Eckler’s Approach to 3-Year Planning Puts Customer Data, History to Work
Catalogers develop three-year plans for at least three reasons: to map out growth and customer acquisition plans; to develop financial goals; and because their bosses, investors or company-owning banks want to see such data. The theme of a session during the recent ACCM conference, held May19-22 in Kissimmee, Fla., on three-year planning centered primarily around speaker Charis Gaines, director, marketing planning and analysis for car parts cataloger Eckler Industries, who led the session along with consultant Gina Valentino of Hemisphere Marketing.

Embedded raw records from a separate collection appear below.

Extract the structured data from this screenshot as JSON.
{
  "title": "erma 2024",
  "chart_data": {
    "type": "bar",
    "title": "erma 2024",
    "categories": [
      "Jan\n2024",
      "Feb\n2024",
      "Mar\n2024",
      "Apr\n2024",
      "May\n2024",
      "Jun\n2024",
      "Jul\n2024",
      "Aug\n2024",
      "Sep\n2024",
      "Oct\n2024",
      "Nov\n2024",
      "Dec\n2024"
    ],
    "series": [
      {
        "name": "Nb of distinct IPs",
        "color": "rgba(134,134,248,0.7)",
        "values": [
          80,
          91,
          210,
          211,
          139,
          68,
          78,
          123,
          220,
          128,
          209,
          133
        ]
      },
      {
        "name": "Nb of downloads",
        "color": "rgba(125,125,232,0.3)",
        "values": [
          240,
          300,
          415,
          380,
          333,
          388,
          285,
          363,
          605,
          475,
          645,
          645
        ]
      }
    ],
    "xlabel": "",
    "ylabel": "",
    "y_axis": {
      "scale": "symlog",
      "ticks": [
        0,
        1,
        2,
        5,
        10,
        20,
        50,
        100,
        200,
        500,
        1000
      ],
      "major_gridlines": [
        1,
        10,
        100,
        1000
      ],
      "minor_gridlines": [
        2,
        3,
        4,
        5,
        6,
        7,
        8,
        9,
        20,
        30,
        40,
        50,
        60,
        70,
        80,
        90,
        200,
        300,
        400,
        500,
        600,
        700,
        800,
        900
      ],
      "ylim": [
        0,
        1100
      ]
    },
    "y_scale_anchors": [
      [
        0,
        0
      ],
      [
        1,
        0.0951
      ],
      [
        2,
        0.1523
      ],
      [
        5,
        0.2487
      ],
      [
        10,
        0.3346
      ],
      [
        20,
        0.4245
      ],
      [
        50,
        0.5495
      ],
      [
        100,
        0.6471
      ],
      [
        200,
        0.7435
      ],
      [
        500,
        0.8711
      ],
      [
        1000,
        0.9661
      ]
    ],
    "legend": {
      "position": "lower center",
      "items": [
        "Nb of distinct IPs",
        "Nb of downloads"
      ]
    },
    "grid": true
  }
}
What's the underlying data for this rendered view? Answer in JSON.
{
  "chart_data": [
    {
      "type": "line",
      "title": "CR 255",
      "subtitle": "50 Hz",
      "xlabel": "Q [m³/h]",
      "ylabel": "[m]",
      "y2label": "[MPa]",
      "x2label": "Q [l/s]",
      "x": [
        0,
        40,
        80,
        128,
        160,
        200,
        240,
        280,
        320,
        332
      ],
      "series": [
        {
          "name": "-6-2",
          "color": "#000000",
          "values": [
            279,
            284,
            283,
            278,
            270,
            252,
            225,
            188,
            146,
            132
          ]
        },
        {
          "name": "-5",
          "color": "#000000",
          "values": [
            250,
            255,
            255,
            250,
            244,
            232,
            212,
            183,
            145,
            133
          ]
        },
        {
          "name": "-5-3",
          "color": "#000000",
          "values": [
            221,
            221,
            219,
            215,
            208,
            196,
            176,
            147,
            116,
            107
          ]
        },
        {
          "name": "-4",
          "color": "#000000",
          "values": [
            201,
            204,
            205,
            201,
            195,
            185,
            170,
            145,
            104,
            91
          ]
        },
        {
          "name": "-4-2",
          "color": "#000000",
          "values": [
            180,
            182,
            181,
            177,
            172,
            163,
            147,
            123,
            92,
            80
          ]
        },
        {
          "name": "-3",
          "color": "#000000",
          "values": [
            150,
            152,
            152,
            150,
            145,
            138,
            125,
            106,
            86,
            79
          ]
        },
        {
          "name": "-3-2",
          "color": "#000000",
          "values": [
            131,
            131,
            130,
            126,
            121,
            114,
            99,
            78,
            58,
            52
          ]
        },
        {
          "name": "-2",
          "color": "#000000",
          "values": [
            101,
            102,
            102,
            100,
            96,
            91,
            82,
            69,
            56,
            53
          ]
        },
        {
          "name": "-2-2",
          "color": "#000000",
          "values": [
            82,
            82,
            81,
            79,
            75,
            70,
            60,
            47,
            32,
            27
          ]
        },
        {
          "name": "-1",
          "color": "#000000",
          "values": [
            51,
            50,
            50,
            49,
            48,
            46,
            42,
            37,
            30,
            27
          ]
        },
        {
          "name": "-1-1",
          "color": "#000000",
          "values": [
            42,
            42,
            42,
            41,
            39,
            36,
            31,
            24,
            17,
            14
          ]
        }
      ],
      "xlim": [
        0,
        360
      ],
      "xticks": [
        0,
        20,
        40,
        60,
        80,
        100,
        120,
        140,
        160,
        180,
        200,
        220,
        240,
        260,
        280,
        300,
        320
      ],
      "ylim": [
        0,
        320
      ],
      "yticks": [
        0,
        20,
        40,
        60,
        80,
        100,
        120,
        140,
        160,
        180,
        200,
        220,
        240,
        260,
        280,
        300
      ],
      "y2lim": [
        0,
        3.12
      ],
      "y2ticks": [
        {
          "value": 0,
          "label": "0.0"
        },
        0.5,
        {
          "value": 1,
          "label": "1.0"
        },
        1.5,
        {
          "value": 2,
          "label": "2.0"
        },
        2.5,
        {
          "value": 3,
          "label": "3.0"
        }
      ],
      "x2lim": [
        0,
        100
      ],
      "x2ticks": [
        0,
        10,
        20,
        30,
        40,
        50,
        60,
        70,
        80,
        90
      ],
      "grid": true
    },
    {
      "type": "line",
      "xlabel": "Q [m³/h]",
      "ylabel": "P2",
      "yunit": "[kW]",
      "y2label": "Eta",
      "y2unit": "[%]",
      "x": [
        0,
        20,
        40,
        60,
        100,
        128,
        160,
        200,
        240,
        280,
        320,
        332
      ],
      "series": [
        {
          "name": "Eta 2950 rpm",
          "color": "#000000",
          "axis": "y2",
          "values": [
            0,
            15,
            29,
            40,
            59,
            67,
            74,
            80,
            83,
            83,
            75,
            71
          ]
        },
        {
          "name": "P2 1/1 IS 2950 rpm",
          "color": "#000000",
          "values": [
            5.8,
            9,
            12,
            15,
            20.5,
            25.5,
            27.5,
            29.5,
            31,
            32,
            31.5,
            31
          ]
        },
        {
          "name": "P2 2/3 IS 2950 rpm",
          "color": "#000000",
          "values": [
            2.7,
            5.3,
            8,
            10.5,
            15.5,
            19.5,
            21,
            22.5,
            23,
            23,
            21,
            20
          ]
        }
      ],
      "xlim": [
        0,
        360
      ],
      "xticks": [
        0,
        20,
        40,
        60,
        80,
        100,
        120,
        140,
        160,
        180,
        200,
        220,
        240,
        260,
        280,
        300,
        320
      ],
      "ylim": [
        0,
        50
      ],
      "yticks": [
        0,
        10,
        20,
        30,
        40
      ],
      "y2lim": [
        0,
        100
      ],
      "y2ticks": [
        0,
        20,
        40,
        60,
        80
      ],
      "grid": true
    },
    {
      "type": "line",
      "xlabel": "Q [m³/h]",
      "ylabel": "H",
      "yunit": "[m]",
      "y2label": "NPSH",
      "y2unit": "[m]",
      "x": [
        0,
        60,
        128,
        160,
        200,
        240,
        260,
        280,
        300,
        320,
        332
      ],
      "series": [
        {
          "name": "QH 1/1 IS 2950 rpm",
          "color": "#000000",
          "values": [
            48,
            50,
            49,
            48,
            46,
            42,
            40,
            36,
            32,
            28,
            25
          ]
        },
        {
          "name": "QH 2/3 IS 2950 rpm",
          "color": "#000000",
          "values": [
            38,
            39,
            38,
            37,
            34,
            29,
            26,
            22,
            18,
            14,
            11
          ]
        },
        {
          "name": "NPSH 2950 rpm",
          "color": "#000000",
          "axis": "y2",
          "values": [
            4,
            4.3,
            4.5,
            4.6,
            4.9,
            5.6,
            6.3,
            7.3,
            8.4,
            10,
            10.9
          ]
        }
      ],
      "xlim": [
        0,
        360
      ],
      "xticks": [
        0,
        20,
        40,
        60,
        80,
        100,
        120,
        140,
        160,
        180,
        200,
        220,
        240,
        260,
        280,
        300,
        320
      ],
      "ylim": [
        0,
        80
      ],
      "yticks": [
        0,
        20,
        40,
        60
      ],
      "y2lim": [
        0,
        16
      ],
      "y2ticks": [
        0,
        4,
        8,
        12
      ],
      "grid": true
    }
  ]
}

Gaines shared her three-year planning process at Eckler, which focuses on putting customer data to work when putting such plans together. Specifically, it focuses on the following:
* housefile health;
* prospecting; and
In examining your housefile, determine how deeply you’ll profitably mail your file, Gaines said, and which of your requesters and prospects have the greatest propensity to respond to your offers. To get to this point, it’s best to know who your buyers, requesters and prospects are and how they respond to your offers.
As for segmentation, Gaines and Valentino recommended the following good/better/best scenario.
Good: divide your file into measurable buckets;
Better: use RFM to segment your file and measure the performance of buyers, prospects and requesters; and
Best: use RFM and other data, such as modeling, optimization or product purchase attributes, to further determine the best records to contact over the course of a year.
“Once you’ve started segmenting,” Gaines said, “you can use tools like RFM. At Eckler’s, when I first got there, we were divided into zero to three months and six-month buyers. This worked for years, but response [ultimately] went down. So we started doing more RFM, looking at buyers by segmenting, and started to see which segments we could drop out, because they weren’t profitable.”